Watts cites the Flag Protection Act of 1968 as Congress confusing reality with symbols. He writes,

The very Congressmen who passed this law are responsible, by the acts of commission or omission, for burning, polluting, and plundering the territory that the flag is supposed to represent.

As I sit here in Los Angeles on New Year’s Eve, just across a small mountain range the worst environmental disaster since the BP oil spill is occurring. For over two months, some 1,300 metric tons of methane-rich natural gas has been leaking. Best-case scenario for a resolution is four months away; the leak was happening for over a month before the public even caught wind of it. Now hundreds of families have been relocated and public schools are shut down. Airplanes are no longer allowed to fly over the zone for fear that pilots will become ill.

And then there’s the North Pole, which today is 50 degrees above normal due to a “freak storm.” Scientists have never seen anything like it. Unfortunately, given that every year is proving to be the hottest on record, the term “freak” is soon not going to be applicable. 

The symbol, Watts knew, is money. The reality — the wealth — is this world we inhabit:

Money is a way of measuring wealth, but is not wealth in itself. A chest of gold coins or a fat wallet of bills is of no use whatsoever to a wrecked sailor alone on a raft. He needs real wealth, in the form of a fishing rod, a compass, an outboard motor with gas, and a female companion.

Watts’ solutions might not find an audience anytime soon, at least not in the way he envisioned. The establishment of a “leisure economy,” in which our technology does more of our work for us so that artists, poets, and musicians are free to create sounds like a relic of the ’60s. Then again, seeing how quickly Old Navy was shamed for printing a shirt that discouraged children from becoming artists, the public conscience is tuned into the necessity of the arts.

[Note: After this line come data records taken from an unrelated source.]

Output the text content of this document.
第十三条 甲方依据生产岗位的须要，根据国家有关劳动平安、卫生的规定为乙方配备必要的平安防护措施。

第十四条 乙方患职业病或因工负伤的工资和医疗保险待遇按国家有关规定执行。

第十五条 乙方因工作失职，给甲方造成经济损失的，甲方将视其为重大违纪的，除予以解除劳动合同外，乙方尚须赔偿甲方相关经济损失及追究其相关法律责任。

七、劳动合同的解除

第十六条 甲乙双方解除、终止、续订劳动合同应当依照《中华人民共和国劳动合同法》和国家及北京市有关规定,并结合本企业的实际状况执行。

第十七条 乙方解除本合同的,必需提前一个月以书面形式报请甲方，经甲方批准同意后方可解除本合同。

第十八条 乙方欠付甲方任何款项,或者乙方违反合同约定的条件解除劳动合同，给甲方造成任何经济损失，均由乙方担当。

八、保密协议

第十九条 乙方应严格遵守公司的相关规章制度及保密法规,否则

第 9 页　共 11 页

That said, the distance between symbol and reality remains wide in a culture that demands its music free and a media (and public) that barely supports long-form journalism. At the moment, Watts’ imagined leisure economy belongs to a sliver of our society. Sadly, it is often members of this population lobbying Congress to block environmental regulations. Despite what Watts envisioned, diverting some of that abstract money from energy and defense into the arts might just make a drastic improvement in our outlook and morale, not to mention our simple enjoyment of life.

A few weeks ago, my best friend and I camped on the Oregon coast on a 40-degree, rainy night. The details remain fresh in my mind: the fire we kept alight underneath the tarp, the band of raccoons circling our camp, layers of thermal clinging to my skin as we walked among the giant trees, the smell of the beach in the morning as the tide surged. I felt — rich.

I’ve lived in cities all of my adult life. Nature is not my everyday, though I try to escape there as often as possible. And I’ve long recognized the emotional difference between the hustle and bustle of surviving in cities and my time at a desert, mountain, or coast. It removes any abstraction from the experience of life. Watts was a dreamer, and certainly many of his ideas will remain in the realm of the imagination. But imagination is an integral part of our long evolution. For most of human history, our connection with nature was much more intimate. The cord has not been severed for that long.

Watts certainly had one thing right: When we pull ourselves back into nature, we better understand the nature of wealth. Destroying that connection for the sake of money is certainly the greatest crime humanity has committed during our short time here, and we’ll be paying a heavy toll for some time to come.